18530960. DIVERSITY-AWARE WEIGHTED MAJORITY VOTE CLASSIFIER FOR IMBALANCED DATASETS simplified abstract (NEC Corporation)

From WikiPatents
Jump to navigation Jump to search

DIVERSITY-AWARE WEIGHTED MAJORITY VOTE CLASSIFIER FOR IMBALANCED DATASETS

Organization Name

NEC Corporation

Inventor(s)

Anil Goyal of Heidelberg (DE)

Jihed Khiari of Heidelberg (DE)

DIVERSITY-AWARE WEIGHTED MAJORITY VOTE CLASSIFIER FOR IMBALANCED DATASETS - A simplified explanation of the abstract

This abstract first appeared for US patent application 18530960 titled 'DIVERSITY-AWARE WEIGHTED MAJORITY VOTE CLASSIFIER FOR IMBALANCED DATASETS

Simplified Explanation

The abstract describes a method for binary classification on an imbalanced dataset using ensemble learning techniques.
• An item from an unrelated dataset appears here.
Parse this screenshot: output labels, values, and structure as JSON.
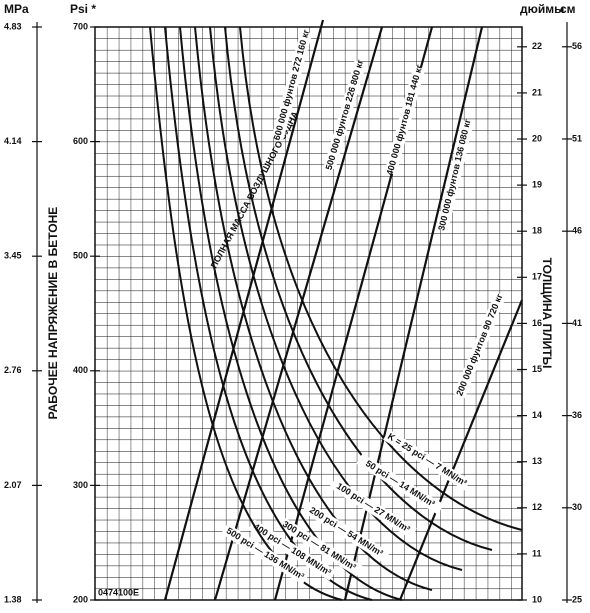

  • Generatively oversampling the imbalanced dataset to create a generated dataset.
  • Learning base classifiers on subsamples of the generated dataset.
  • Combining outputs of the base classifiers to create a weighted majority vote classifier.

Potential Applications

This technology can be applied in various fields such as fraud detection, medical diagnosis, and anomaly detection where imbalanced datasets are common.

Problems Solved

This technology addresses the issue of imbalanced datasets where the minority class is underrepresented, leading to biased classification results.

Benefits

The method improves the classification performance on imbalanced datasets by generating synthetic examples of the minority class and combining the predictions of multiple base classifiers.

Potential Commercial Applications

Potential commercial applications include financial fraud detection systems, medical diagnostic tools, and cybersecurity systems that require accurate classification of imbalanced data.

Possible Prior Art

One possible prior art in this field is the SMOTE (Synthetic Minority Over-sampling Technique) algorithm, which also addresses the issue of imbalanced datasets by generating synthetic examples of the minority class.
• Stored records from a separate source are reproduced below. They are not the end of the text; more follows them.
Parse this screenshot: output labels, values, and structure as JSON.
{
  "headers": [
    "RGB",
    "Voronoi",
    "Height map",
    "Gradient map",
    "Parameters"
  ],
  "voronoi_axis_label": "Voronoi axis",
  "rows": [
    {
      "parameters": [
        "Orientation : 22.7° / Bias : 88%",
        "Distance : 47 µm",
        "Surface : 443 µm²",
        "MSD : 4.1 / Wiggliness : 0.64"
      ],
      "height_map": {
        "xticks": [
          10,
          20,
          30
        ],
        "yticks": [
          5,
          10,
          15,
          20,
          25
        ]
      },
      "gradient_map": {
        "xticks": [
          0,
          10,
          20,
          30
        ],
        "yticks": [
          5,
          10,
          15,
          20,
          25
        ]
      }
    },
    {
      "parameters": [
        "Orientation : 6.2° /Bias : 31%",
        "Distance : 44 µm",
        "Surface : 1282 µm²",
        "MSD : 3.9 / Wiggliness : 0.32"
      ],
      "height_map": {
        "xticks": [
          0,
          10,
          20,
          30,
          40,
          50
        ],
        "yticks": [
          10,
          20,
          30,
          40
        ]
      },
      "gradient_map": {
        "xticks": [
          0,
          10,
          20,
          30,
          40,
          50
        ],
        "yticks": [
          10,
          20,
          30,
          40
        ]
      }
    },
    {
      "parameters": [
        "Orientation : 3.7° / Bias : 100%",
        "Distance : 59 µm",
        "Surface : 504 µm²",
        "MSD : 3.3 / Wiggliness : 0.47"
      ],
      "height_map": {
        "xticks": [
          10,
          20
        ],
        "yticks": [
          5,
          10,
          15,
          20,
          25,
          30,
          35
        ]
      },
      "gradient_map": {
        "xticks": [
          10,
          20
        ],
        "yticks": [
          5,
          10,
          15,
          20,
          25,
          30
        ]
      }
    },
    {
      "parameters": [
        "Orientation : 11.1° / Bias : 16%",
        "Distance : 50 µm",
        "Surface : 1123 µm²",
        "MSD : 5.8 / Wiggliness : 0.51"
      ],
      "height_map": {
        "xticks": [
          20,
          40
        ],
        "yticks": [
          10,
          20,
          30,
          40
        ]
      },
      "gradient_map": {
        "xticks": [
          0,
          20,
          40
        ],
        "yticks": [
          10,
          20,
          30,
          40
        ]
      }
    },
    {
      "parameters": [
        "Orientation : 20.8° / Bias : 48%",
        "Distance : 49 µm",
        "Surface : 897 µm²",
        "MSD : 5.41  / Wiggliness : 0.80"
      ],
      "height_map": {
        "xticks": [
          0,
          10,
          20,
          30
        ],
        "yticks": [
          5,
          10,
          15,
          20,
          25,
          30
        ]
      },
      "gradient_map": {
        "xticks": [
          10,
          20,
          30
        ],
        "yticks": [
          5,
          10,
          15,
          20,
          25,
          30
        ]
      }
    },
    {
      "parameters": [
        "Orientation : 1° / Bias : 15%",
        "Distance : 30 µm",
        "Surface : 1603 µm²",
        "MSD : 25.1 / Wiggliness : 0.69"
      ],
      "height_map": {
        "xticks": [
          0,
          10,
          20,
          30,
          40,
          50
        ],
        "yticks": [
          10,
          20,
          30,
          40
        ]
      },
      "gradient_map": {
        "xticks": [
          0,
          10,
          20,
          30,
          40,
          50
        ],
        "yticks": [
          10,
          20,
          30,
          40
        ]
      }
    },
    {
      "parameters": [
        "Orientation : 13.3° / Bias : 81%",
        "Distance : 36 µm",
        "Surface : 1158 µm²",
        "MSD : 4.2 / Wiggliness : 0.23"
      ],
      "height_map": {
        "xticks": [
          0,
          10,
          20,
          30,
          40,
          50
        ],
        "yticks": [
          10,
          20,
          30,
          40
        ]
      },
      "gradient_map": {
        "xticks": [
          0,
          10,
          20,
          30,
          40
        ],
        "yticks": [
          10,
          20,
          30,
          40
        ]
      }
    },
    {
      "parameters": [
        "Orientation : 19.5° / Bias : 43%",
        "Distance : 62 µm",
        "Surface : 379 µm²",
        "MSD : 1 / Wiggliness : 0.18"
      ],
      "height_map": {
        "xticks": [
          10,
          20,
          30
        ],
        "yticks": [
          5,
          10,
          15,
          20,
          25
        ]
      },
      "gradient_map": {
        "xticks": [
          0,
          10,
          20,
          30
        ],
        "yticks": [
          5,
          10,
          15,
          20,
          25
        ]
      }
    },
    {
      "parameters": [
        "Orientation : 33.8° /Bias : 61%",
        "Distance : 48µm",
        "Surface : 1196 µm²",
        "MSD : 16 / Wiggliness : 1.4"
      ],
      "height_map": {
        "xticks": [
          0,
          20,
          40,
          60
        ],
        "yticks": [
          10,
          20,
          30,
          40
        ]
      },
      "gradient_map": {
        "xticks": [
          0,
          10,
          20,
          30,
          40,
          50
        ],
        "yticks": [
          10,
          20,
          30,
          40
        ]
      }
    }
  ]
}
What are the specific techniques used for generatively oversampling the imbalanced dataset in this method?

The specific technique used in this method is to synthetically generate minority class examples to balance the dataset and improve classification performance.

How are the weights assigned to the base classifiers in order to minimize diversity on the positive samples?
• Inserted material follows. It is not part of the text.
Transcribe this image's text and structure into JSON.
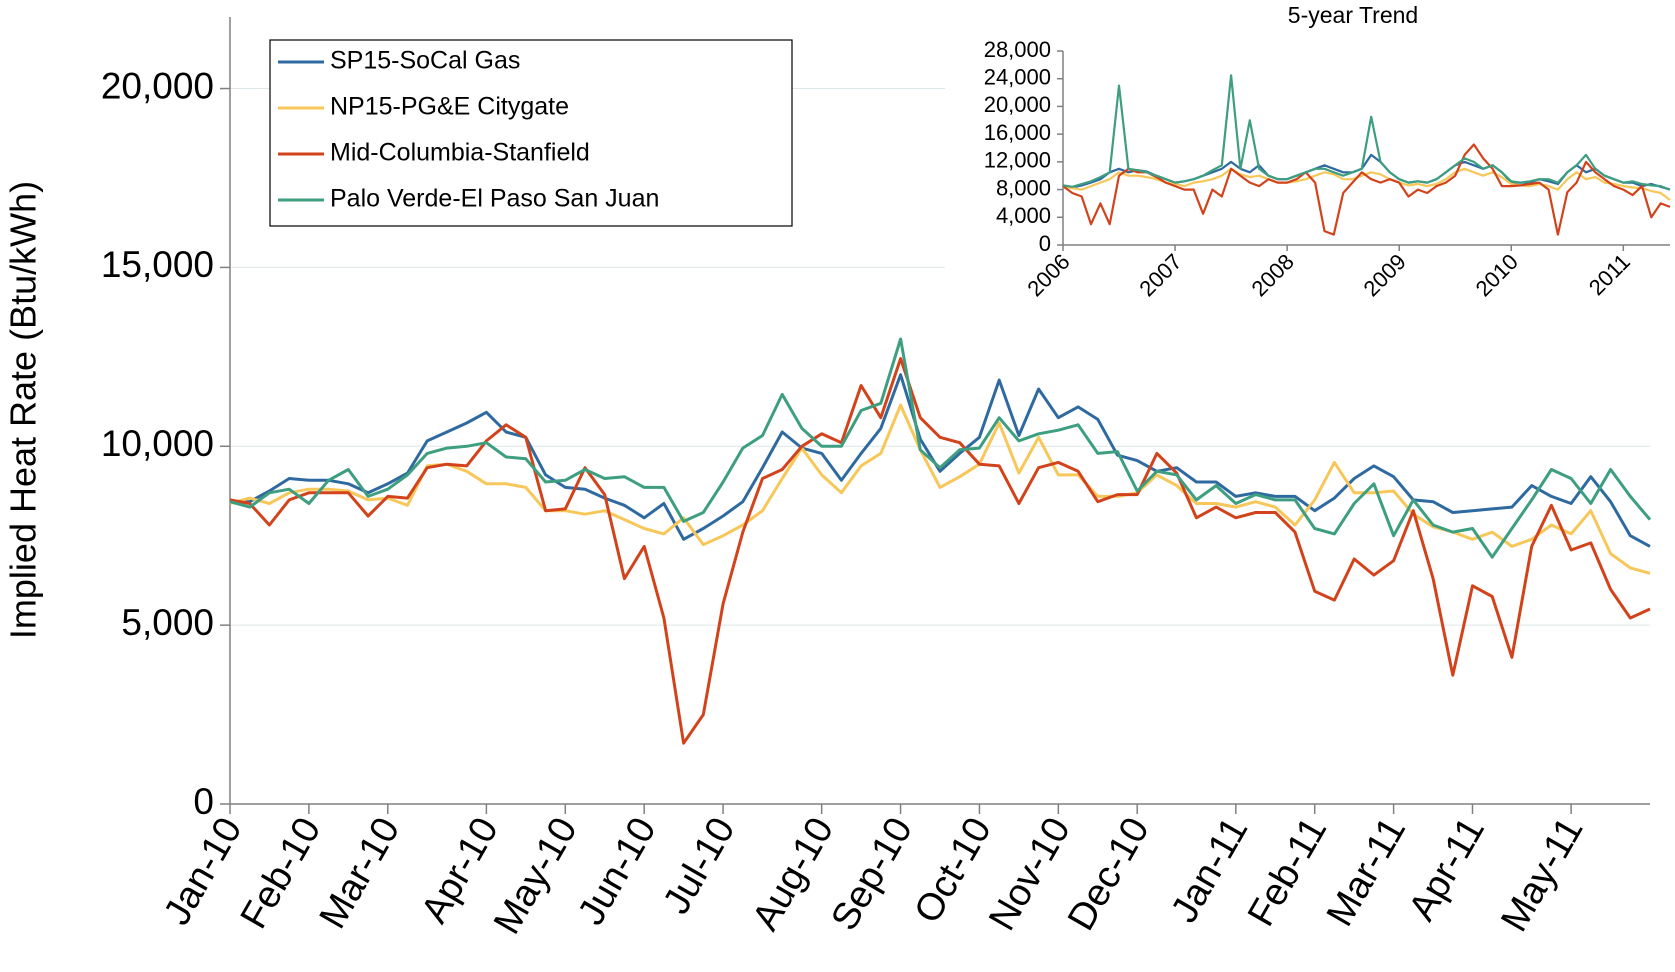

The weights are assigned to the base classifiers in such a way that the diversity between the base classifiers on the positive samples is minimized, ensuring that the ensemble model gives more weight to classifiers that perform well on the minority class.


Original Abstract Submitted

An ensemble learning based method is for a binary classification on an imbalanced dataset. The imbalanced dataset has a minority class comprising positive samples and a majority class comprising negative samples. The method includes: generatively oversampling the imbalanced dataset by synthetically generating minority class examples, thereby generating a generated dataset; using the generated dataset to generate subsamples, and learning a base classifier on each of the subsamples to determine a plurality of base classifiers; and learning a weighted majority vote classifier by combining outputs of the base classifiers. Each of the base classifiers is assigned a weight in such a way that a diversity between the base classifiers on the positive samples is minimized.